Suppose that $X_1,\ldots,X_n\sim N(\theta, \sigma^2)$ and assume that $\sigma^2$ is known. We consider testing $H_0:\theta \leq \theta_0$ versus $H_1:\theta > \theta_0$.
Exercise: Derive an expression for the $p$-value using a frequentist test with test statistic $T =\sqrt{n}(\bar{X}_n - \theta_0)/\sigma$.
What I've tried: We're using a frequentist test $(T,C)$ where $T$ is a test statistic and $C$ a critical region. The $p$-value is the smallest value for which $T$ lies in $C$, or equivalently, the smallest value for which we reject the null hypothesis when observing the realisation $T$. This means that $p = \operatorname{Pr}(X\leq T) = \operatorname{Pr}(X\leq\sqrt{n}(\bar{X}_n - \theta_0)/\sigma)$.

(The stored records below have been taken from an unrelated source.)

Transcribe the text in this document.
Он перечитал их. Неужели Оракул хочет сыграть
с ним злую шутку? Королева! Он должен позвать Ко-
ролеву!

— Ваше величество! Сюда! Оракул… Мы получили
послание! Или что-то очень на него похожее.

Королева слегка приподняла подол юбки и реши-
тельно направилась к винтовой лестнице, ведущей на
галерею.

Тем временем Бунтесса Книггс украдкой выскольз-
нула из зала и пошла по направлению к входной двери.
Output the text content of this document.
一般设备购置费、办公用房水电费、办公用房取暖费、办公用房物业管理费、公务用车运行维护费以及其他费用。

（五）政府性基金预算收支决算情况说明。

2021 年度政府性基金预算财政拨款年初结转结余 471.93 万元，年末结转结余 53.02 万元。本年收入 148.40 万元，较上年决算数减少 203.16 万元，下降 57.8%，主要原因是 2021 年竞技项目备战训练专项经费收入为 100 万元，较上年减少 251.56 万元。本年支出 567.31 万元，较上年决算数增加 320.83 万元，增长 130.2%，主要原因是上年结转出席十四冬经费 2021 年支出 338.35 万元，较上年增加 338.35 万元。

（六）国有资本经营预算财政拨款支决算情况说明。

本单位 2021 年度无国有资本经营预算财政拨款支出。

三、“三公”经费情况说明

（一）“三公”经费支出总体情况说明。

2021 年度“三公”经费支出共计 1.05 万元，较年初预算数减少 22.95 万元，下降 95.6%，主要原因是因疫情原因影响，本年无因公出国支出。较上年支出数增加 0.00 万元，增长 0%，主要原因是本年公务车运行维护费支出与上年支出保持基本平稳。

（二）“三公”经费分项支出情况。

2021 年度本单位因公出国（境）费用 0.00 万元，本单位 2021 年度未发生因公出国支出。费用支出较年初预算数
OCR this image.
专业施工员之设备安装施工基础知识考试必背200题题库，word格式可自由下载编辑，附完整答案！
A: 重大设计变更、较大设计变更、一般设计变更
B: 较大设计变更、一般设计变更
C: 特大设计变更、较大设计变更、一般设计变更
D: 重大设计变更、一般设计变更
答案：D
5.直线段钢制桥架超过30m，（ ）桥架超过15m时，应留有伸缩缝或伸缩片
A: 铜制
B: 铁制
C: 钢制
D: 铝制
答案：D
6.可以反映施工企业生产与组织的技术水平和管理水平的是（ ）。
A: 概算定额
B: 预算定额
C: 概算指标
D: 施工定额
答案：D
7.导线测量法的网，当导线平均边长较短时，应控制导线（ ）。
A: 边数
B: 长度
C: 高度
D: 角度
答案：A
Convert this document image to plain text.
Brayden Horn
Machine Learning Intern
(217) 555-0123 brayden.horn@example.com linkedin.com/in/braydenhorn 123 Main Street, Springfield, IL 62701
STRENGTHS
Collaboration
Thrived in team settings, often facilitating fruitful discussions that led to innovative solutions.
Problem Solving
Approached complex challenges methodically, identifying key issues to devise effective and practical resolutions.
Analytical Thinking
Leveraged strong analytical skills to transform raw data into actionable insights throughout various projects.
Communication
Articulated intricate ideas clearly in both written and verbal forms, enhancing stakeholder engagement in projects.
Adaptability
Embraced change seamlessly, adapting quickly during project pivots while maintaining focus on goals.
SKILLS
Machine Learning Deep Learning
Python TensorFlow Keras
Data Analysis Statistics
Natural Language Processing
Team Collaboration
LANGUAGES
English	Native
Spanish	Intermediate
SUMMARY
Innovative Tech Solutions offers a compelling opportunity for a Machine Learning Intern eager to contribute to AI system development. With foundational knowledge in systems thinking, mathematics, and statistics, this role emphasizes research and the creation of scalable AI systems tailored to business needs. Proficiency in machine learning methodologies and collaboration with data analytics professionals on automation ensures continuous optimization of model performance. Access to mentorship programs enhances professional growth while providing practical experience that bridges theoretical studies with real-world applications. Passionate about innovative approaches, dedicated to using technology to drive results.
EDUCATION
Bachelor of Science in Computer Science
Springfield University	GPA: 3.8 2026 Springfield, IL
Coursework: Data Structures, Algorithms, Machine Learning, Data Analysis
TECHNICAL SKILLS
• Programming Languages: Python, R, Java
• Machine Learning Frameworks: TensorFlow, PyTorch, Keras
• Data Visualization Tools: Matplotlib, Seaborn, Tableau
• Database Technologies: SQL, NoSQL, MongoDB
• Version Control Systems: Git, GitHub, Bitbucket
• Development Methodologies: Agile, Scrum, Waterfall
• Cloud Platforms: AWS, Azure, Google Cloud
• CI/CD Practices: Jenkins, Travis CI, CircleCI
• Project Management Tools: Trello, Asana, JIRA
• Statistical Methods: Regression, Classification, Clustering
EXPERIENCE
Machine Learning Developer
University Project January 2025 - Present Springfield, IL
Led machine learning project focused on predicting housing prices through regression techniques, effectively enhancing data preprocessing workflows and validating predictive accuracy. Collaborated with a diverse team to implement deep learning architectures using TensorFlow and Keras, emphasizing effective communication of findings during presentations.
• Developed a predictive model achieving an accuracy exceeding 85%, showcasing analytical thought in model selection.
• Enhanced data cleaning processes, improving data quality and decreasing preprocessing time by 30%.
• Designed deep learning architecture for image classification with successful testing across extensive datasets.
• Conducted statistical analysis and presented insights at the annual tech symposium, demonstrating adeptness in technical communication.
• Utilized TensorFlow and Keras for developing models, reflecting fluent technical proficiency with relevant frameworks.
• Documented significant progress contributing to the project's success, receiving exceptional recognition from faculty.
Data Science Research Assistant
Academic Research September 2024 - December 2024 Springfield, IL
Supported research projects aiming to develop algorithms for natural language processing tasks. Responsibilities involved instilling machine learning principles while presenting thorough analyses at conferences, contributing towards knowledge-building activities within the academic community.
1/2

Question: How can I further specify an expression for the $p$-value? Is my answer correct?
Thanks in advance!
You have one sided hypothesis and monotone likelihood ratio w.r.t to the minimial sufficient statistic $\bar{X}_n$, then you can construct the most powerful test for a given test size $\alpha$ using the likelihood ratio (Neyman-Pearson test). Then, using Karlin-Rubin theorem to deduce that this test is also the UMP test for every pair of $(\theta_1, \theta_0)$ for a given test size $\alpha$. So, let us build a MP test for $H_0: \theta = \theta_0$, $H_0: \theta = \theta_1$ , $\theta_1 > \theta_0$, $$ LR = \frac{\mathcal{L}(\theta_1)}{\mathcal{L}(\theta_0)}\propto\exp{\left\{ \frac{\bar{X}_n(\theta_1 - \theta_0)}{\sigma^2} \right\} } \ge k, $$ hence the UMPT is $$ \psi(X) = I\{\bar{X}_n \ge k^*\}. $$ Thus, as under $H_0$, $\bar{X}_n \sim \mathcal{N}(\theta_0, \sigma^2/n)$ the p.value is $$ p.value = \mathbb{P}_{\theta_0}(\bar{X}_n \ge \bar{x}_n) = 1-\Phi\left(\frac{\sqrt{n}(\bar{x}_n - \theta_0)}{\sigma} \right). $$